Bekerja di Ruang Kerja Terbuka: Solusi yang Salah untuk Produktivitas

Bekerja di ruang terbuka sudah menjadi tren baru. Bukan hanya bekerja di coworking space yang kini sudah banyak dilakukan para pekerja remote, tapi juga di perusahaan yang memiliki staf dan jam kantor tetap. Faktanya, 70% karyawan di Amerika sudah menggunakan ruang kerja terbuka (open-plan office) di tempat kerjanya. Bekerja di meja besar bersama-sama tanpa pembatas dengan teman di sebelah, menjadi budaya kerja yang sedang dikembangkan. Hal ini dengan dasar anggapan bahwa bekerja di ruang kerja terbuka membuat proses kolaborasi antar karyawan lebih mudah untuk dilakukan. Bekerja di ruang kerja terbuka juga dianggap dapat meningkatkan komunikasi antar karyawan terutama interaksi tatap muka.

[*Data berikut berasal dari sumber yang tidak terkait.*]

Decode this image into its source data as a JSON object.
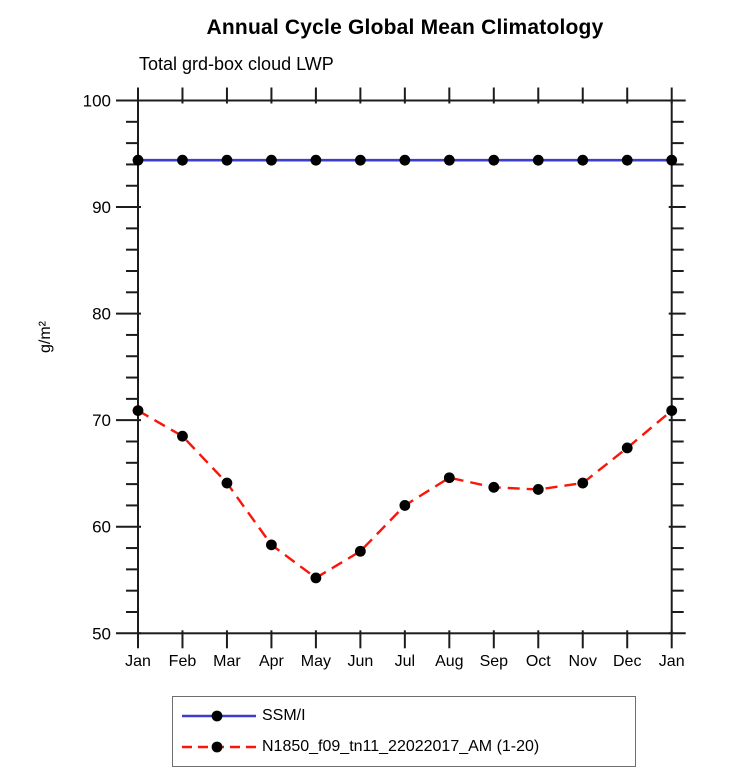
{
  "chart_data": {
    "type": "line",
    "title": "Annual Cycle Global Mean Climatology",
    "subtitle": "Total grd-box cloud LWP",
    "xlabel": "",
    "ylabel": "g/m²",
    "categories": [
      "Jan",
      "Feb",
      "Mar",
      "Apr",
      "May",
      "Jun",
      "Jul",
      "Aug",
      "Sep",
      "Oct",
      "Nov",
      "Dec",
      "Jan"
    ],
    "ylim": [
      50,
      100
    ],
    "ytick_major": [
      50,
      60,
      70,
      80,
      90,
      100
    ],
    "ytick_minor_step": 2,
    "grid": false,
    "legend_position": "bottom-left",
    "marker": {
      "shape": "circle",
      "color": "#000000",
      "radius": 5.4
    },
    "series": [
      {
        "name": "SSM/I",
        "color": "#3c3ccd",
        "line_style": "solid",
        "values": [
          94.4,
          94.4,
          94.4,
          94.4,
          94.4,
          94.4,
          94.4,
          94.4,
          94.4,
          94.4,
          94.4,
          94.4,
          94.4
        ]
      },
      {
        "name": "N1850_f09_tn11_22022017_AM (1-20)",
        "color": "#f91508",
        "line_style": "dashed",
        "values": [
          70.9,
          68.5,
          64.1,
          58.3,
          55.2,
          57.7,
          62.0,
          64.6,
          63.7,
          63.5,
          64.1,
          67.4,
          70.9
        ]
      }
    ],
    "axis_color": "#1c1c1c"
  }
}
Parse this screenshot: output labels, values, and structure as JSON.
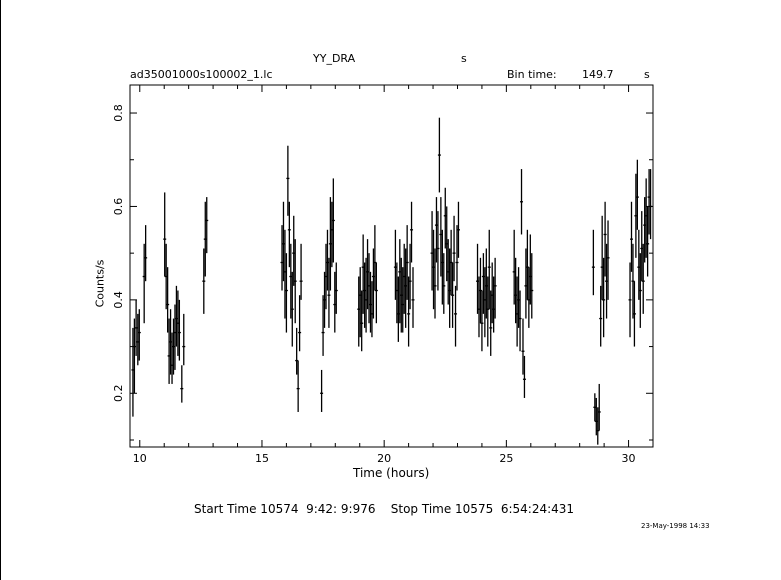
{
  "chart_data": {
    "type": "scatter",
    "title": "YY_DRA",
    "title_suffix": "s",
    "file_label": "ad35001000s100002_1.lc",
    "bin_time_label": "Bin time:",
    "bin_time_value": "149.7",
    "bin_time_unit": "s",
    "xlabel": "Time (hours)",
    "ylabel": "Counts/s",
    "xlim": [
      9.6,
      31.0
    ],
    "ylim": [
      0.085,
      0.86
    ],
    "x_ticks": [
      "10",
      "15",
      "20",
      "25",
      "30"
    ],
    "y_ticks": [
      "0.2",
      "0.4",
      "0.6",
      "0.8"
    ],
    "footer": "Start Time 10574  9:42: 9:976    Stop Time 10575  6:54:24:431",
    "timestamp": "23-May-1998 14:33",
    "series": [
      {
        "error_bars": true,
        "points": [
          {
            "x": 9.72,
            "y": 0.25,
            "lo": 0.15,
            "hi": 0.34
          },
          {
            "x": 9.78,
            "y": 0.3,
            "lo": 0.2,
            "hi": 0.36
          },
          {
            "x": 9.85,
            "y": 0.34,
            "lo": 0.28,
            "hi": 0.4
          },
          {
            "x": 9.92,
            "y": 0.31,
            "lo": 0.26,
            "hi": 0.37
          },
          {
            "x": 9.98,
            "y": 0.33,
            "lo": 0.27,
            "hi": 0.38
          },
          {
            "x": 10.18,
            "y": 0.45,
            "lo": 0.35,
            "hi": 0.52
          },
          {
            "x": 10.24,
            "y": 0.49,
            "lo": 0.44,
            "hi": 0.56
          },
          {
            "x": 11.02,
            "y": 0.53,
            "lo": 0.45,
            "hi": 0.63
          },
          {
            "x": 11.08,
            "y": 0.45,
            "lo": 0.38,
            "hi": 0.52
          },
          {
            "x": 11.14,
            "y": 0.39,
            "lo": 0.33,
            "hi": 0.47
          },
          {
            "x": 11.2,
            "y": 0.28,
            "lo": 0.22,
            "hi": 0.36
          },
          {
            "x": 11.26,
            "y": 0.31,
            "lo": 0.24,
            "hi": 0.38
          },
          {
            "x": 11.32,
            "y": 0.26,
            "lo": 0.22,
            "hi": 0.33
          },
          {
            "x": 11.38,
            "y": 0.3,
            "lo": 0.24,
            "hi": 0.36
          },
          {
            "x": 11.44,
            "y": 0.33,
            "lo": 0.25,
            "hi": 0.39
          },
          {
            "x": 11.5,
            "y": 0.36,
            "lo": 0.3,
            "hi": 0.43
          },
          {
            "x": 11.56,
            "y": 0.35,
            "lo": 0.28,
            "hi": 0.42
          },
          {
            "x": 11.62,
            "y": 0.33,
            "lo": 0.27,
            "hi": 0.4
          },
          {
            "x": 11.72,
            "y": 0.21,
            "lo": 0.18,
            "hi": 0.26
          },
          {
            "x": 11.8,
            "y": 0.3,
            "lo": 0.26,
            "hi": 0.37
          },
          {
            "x": 12.62,
            "y": 0.44,
            "lo": 0.37,
            "hi": 0.51
          },
          {
            "x": 12.68,
            "y": 0.53,
            "lo": 0.45,
            "hi": 0.61
          },
          {
            "x": 12.74,
            "y": 0.57,
            "lo": 0.5,
            "hi": 0.62
          },
          {
            "x": 15.82,
            "y": 0.48,
            "lo": 0.42,
            "hi": 0.56
          },
          {
            "x": 15.88,
            "y": 0.52,
            "lo": 0.44,
            "hi": 0.61
          },
          {
            "x": 15.94,
            "y": 0.46,
            "lo": 0.36,
            "hi": 0.55
          },
          {
            "x": 16.0,
            "y": 0.42,
            "lo": 0.33,
            "hi": 0.5
          },
          {
            "x": 16.06,
            "y": 0.66,
            "lo": 0.58,
            "hi": 0.73
          },
          {
            "x": 16.12,
            "y": 0.55,
            "lo": 0.47,
            "hi": 0.61
          },
          {
            "x": 16.18,
            "y": 0.45,
            "lo": 0.36,
            "hi": 0.52
          },
          {
            "x": 16.24,
            "y": 0.38,
            "lo": 0.3,
            "hi": 0.46
          },
          {
            "x": 16.3,
            "y": 0.5,
            "lo": 0.43,
            "hi": 0.58
          },
          {
            "x": 16.36,
            "y": 0.44,
            "lo": 0.35,
            "hi": 0.53
          },
          {
            "x": 16.42,
            "y": 0.27,
            "lo": 0.24,
            "hi": 0.34
          },
          {
            "x": 16.48,
            "y": 0.21,
            "lo": 0.16,
            "hi": 0.27
          },
          {
            "x": 16.54,
            "y": 0.33,
            "lo": 0.29,
            "hi": 0.41
          },
          {
            "x": 16.6,
            "y": 0.44,
            "lo": 0.4,
            "hi": 0.52
          },
          {
            "x": 17.44,
            "y": 0.2,
            "lo": 0.16,
            "hi": 0.25
          },
          {
            "x": 17.5,
            "y": 0.33,
            "lo": 0.28,
            "hi": 0.41
          },
          {
            "x": 17.56,
            "y": 0.4,
            "lo": 0.34,
            "hi": 0.46
          },
          {
            "x": 17.62,
            "y": 0.45,
            "lo": 0.38,
            "hi": 0.52
          },
          {
            "x": 17.68,
            "y": 0.48,
            "lo": 0.42,
            "hi": 0.55
          },
          {
            "x": 17.74,
            "y": 0.41,
            "lo": 0.34,
            "hi": 0.49
          },
          {
            "x": 17.8,
            "y": 0.52,
            "lo": 0.42,
            "hi": 0.62
          },
          {
            "x": 17.86,
            "y": 0.55,
            "lo": 0.47,
            "hi": 0.61
          },
          {
            "x": 17.92,
            "y": 0.57,
            "lo": 0.48,
            "hi": 0.66
          },
          {
            "x": 17.98,
            "y": 0.39,
            "lo": 0.33,
            "hi": 0.46
          },
          {
            "x": 18.04,
            "y": 0.42,
            "lo": 0.37,
            "hi": 0.48
          },
          {
            "x": 18.96,
            "y": 0.38,
            "lo": 0.3,
            "hi": 0.45
          },
          {
            "x": 19.02,
            "y": 0.41,
            "lo": 0.32,
            "hi": 0.47
          },
          {
            "x": 19.08,
            "y": 0.35,
            "lo": 0.29,
            "hi": 0.42
          },
          {
            "x": 19.14,
            "y": 0.47,
            "lo": 0.37,
            "hi": 0.54
          },
          {
            "x": 19.2,
            "y": 0.42,
            "lo": 0.34,
            "hi": 0.48
          },
          {
            "x": 19.26,
            "y": 0.4,
            "lo": 0.33,
            "hi": 0.49
          },
          {
            "x": 19.32,
            "y": 0.46,
            "lo": 0.38,
            "hi": 0.53
          },
          {
            "x": 19.38,
            "y": 0.43,
            "lo": 0.35,
            "hi": 0.5
          },
          {
            "x": 19.44,
            "y": 0.39,
            "lo": 0.33,
            "hi": 0.46
          },
          {
            "x": 19.5,
            "y": 0.37,
            "lo": 0.32,
            "hi": 0.44
          },
          {
            "x": 19.56,
            "y": 0.45,
            "lo": 0.36,
            "hi": 0.51
          },
          {
            "x": 19.62,
            "y": 0.48,
            "lo": 0.42,
            "hi": 0.56
          },
          {
            "x": 19.68,
            "y": 0.42,
            "lo": 0.35,
            "hi": 0.48
          },
          {
            "x": 20.46,
            "y": 0.47,
            "lo": 0.4,
            "hi": 0.55
          },
          {
            "x": 20.52,
            "y": 0.42,
            "lo": 0.35,
            "hi": 0.48
          },
          {
            "x": 20.58,
            "y": 0.37,
            "lo": 0.31,
            "hi": 0.45
          },
          {
            "x": 20.64,
            "y": 0.46,
            "lo": 0.35,
            "hi": 0.53
          },
          {
            "x": 20.7,
            "y": 0.41,
            "lo": 0.33,
            "hi": 0.49
          },
          {
            "x": 20.76,
            "y": 0.39,
            "lo": 0.33,
            "hi": 0.47
          },
          {
            "x": 20.82,
            "y": 0.45,
            "lo": 0.37,
            "hi": 0.52
          },
          {
            "x": 20.88,
            "y": 0.43,
            "lo": 0.34,
            "hi": 0.51
          },
          {
            "x": 20.94,
            "y": 0.48,
            "lo": 0.4,
            "hi": 0.56
          },
          {
            "x": 21.0,
            "y": 0.37,
            "lo": 0.3,
            "hi": 0.45
          },
          {
            "x": 21.06,
            "y": 0.44,
            "lo": 0.38,
            "hi": 0.52
          },
          {
            "x": 21.12,
            "y": 0.55,
            "lo": 0.48,
            "hi": 0.61
          },
          {
            "x": 21.18,
            "y": 0.4,
            "lo": 0.34,
            "hi": 0.47
          },
          {
            "x": 21.96,
            "y": 0.5,
            "lo": 0.42,
            "hi": 0.59
          },
          {
            "x": 22.02,
            "y": 0.47,
            "lo": 0.38,
            "hi": 0.55
          },
          {
            "x": 22.08,
            "y": 0.43,
            "lo": 0.36,
            "hi": 0.51
          },
          {
            "x": 22.14,
            "y": 0.56,
            "lo": 0.48,
            "hi": 0.62
          },
          {
            "x": 22.2,
            "y": 0.51,
            "lo": 0.42,
            "hi": 0.59
          },
          {
            "x": 22.26,
            "y": 0.71,
            "lo": 0.63,
            "hi": 0.79
          },
          {
            "x": 22.32,
            "y": 0.54,
            "lo": 0.45,
            "hi": 0.62
          },
          {
            "x": 22.38,
            "y": 0.48,
            "lo": 0.39,
            "hi": 0.55
          },
          {
            "x": 22.44,
            "y": 0.43,
            "lo": 0.37,
            "hi": 0.5
          },
          {
            "x": 22.5,
            "y": 0.58,
            "lo": 0.51,
            "hi": 0.64
          },
          {
            "x": 22.56,
            "y": 0.52,
            "lo": 0.44,
            "hi": 0.6
          },
          {
            "x": 22.62,
            "y": 0.46,
            "lo": 0.39,
            "hi": 0.53
          },
          {
            "x": 22.68,
            "y": 0.42,
            "lo": 0.34,
            "hi": 0.51
          },
          {
            "x": 22.74,
            "y": 0.48,
            "lo": 0.41,
            "hi": 0.55
          },
          {
            "x": 22.8,
            "y": 0.41,
            "lo": 0.34,
            "hi": 0.48
          },
          {
            "x": 22.86,
            "y": 0.5,
            "lo": 0.44,
            "hi": 0.58
          },
          {
            "x": 22.92,
            "y": 0.37,
            "lo": 0.3,
            "hi": 0.43
          },
          {
            "x": 22.98,
            "y": 0.48,
            "lo": 0.42,
            "hi": 0.56
          },
          {
            "x": 23.04,
            "y": 0.55,
            "lo": 0.49,
            "hi": 0.61
          },
          {
            "x": 23.82,
            "y": 0.44,
            "lo": 0.37,
            "hi": 0.52
          },
          {
            "x": 23.88,
            "y": 0.38,
            "lo": 0.32,
            "hi": 0.45
          },
          {
            "x": 23.94,
            "y": 0.42,
            "lo": 0.35,
            "hi": 0.49
          },
          {
            "x": 24.0,
            "y": 0.35,
            "lo": 0.29,
            "hi": 0.42
          },
          {
            "x": 24.06,
            "y": 0.45,
            "lo": 0.37,
            "hi": 0.5
          },
          {
            "x": 24.12,
            "y": 0.4,
            "lo": 0.32,
            "hi": 0.47
          },
          {
            "x": 24.18,
            "y": 0.43,
            "lo": 0.36,
            "hi": 0.51
          },
          {
            "x": 24.24,
            "y": 0.38,
            "lo": 0.3,
            "hi": 0.45
          },
          {
            "x": 24.3,
            "y": 0.47,
            "lo": 0.38,
            "hi": 0.55
          },
          {
            "x": 24.36,
            "y": 0.34,
            "lo": 0.28,
            "hi": 0.42
          },
          {
            "x": 24.42,
            "y": 0.41,
            "lo": 0.35,
            "hi": 0.48
          },
          {
            "x": 24.48,
            "y": 0.38,
            "lo": 0.33,
            "hi": 0.45
          },
          {
            "x": 24.54,
            "y": 0.43,
            "lo": 0.36,
            "hi": 0.49
          },
          {
            "x": 25.32,
            "y": 0.46,
            "lo": 0.39,
            "hi": 0.55
          },
          {
            "x": 25.38,
            "y": 0.41,
            "lo": 0.35,
            "hi": 0.49
          },
          {
            "x": 25.44,
            "y": 0.37,
            "lo": 0.3,
            "hi": 0.45
          },
          {
            "x": 25.5,
            "y": 0.4,
            "lo": 0.34,
            "hi": 0.47
          },
          {
            "x": 25.56,
            "y": 0.36,
            "lo": 0.29,
            "hi": 0.42
          },
          {
            "x": 25.62,
            "y": 0.61,
            "lo": 0.54,
            "hi": 0.68
          },
          {
            "x": 25.68,
            "y": 0.29,
            "lo": 0.24,
            "hi": 0.36
          },
          {
            "x": 25.74,
            "y": 0.23,
            "lo": 0.19,
            "hi": 0.28
          },
          {
            "x": 25.8,
            "y": 0.43,
            "lo": 0.36,
            "hi": 0.51
          },
          {
            "x": 25.86,
            "y": 0.47,
            "lo": 0.4,
            "hi": 0.55
          },
          {
            "x": 25.92,
            "y": 0.4,
            "lo": 0.34,
            "hi": 0.47
          },
          {
            "x": 25.98,
            "y": 0.45,
            "lo": 0.39,
            "hi": 0.54
          },
          {
            "x": 26.04,
            "y": 0.42,
            "lo": 0.36,
            "hi": 0.5
          },
          {
            "x": 28.56,
            "y": 0.47,
            "lo": 0.41,
            "hi": 0.55
          },
          {
            "x": 28.62,
            "y": 0.17,
            "lo": 0.14,
            "hi": 0.2
          },
          {
            "x": 28.68,
            "y": 0.14,
            "lo": 0.11,
            "hi": 0.19
          },
          {
            "x": 28.74,
            "y": 0.12,
            "lo": 0.09,
            "hi": 0.17
          },
          {
            "x": 28.8,
            "y": 0.16,
            "lo": 0.12,
            "hi": 0.22
          },
          {
            "x": 28.86,
            "y": 0.36,
            "lo": 0.3,
            "hi": 0.43
          },
          {
            "x": 28.92,
            "y": 0.47,
            "lo": 0.4,
            "hi": 0.58
          },
          {
            "x": 28.98,
            "y": 0.4,
            "lo": 0.32,
            "hi": 0.49
          },
          {
            "x": 29.04,
            "y": 0.54,
            "lo": 0.45,
            "hi": 0.61
          },
          {
            "x": 29.1,
            "y": 0.44,
            "lo": 0.36,
            "hi": 0.52
          },
          {
            "x": 29.16,
            "y": 0.49,
            "lo": 0.4,
            "hi": 0.57
          },
          {
            "x": 30.06,
            "y": 0.4,
            "lo": 0.32,
            "hi": 0.48
          },
          {
            "x": 30.12,
            "y": 0.53,
            "lo": 0.46,
            "hi": 0.61
          },
          {
            "x": 30.18,
            "y": 0.44,
            "lo": 0.36,
            "hi": 0.52
          },
          {
            "x": 30.24,
            "y": 0.37,
            "lo": 0.3,
            "hi": 0.44
          },
          {
            "x": 30.3,
            "y": 0.58,
            "lo": 0.49,
            "hi": 0.67
          },
          {
            "x": 30.36,
            "y": 0.62,
            "lo": 0.55,
            "hi": 0.7
          },
          {
            "x": 30.42,
            "y": 0.47,
            "lo": 0.4,
            "hi": 0.55
          },
          {
            "x": 30.48,
            "y": 0.42,
            "lo": 0.34,
            "hi": 0.5
          },
          {
            "x": 30.54,
            "y": 0.51,
            "lo": 0.44,
            "hi": 0.59
          },
          {
            "x": 30.6,
            "y": 0.44,
            "lo": 0.37,
            "hi": 0.52
          },
          {
            "x": 30.66,
            "y": 0.56,
            "lo": 0.48,
            "hi": 0.62
          },
          {
            "x": 30.72,
            "y": 0.58,
            "lo": 0.49,
            "hi": 0.66
          },
          {
            "x": 30.78,
            "y": 0.52,
            "lo": 0.45,
            "hi": 0.6
          },
          {
            "x": 30.84,
            "y": 0.62,
            "lo": 0.54,
            "hi": 0.68
          },
          {
            "x": 30.9,
            "y": 0.6,
            "lo": 0.53,
            "hi": 0.68
          }
        ]
      }
    ]
  }
}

Perusahaan juga dengan senang hati menyediakan ruang kerja terbuka. Ruang kerja terbuka dianggap bisa menghemat biaya yang dikeluarkan perusahaan untuk fasilitas penunjang kerja. Hal ini dikarenakan perusahaan tidak perlu mengeluarkan uang banyak untuk memiliki gedung bertingkat dengan ruang-ruang di tiap lantai. Cukup beberapa lantai dan ruang kerja yang besar dilengkapi meja besar serta kursi-kursi di dalamnya.

Namun, benarkah ruang kerja terbuka memiliki dampak yang sesuai ekspektasi kepada para karyawan?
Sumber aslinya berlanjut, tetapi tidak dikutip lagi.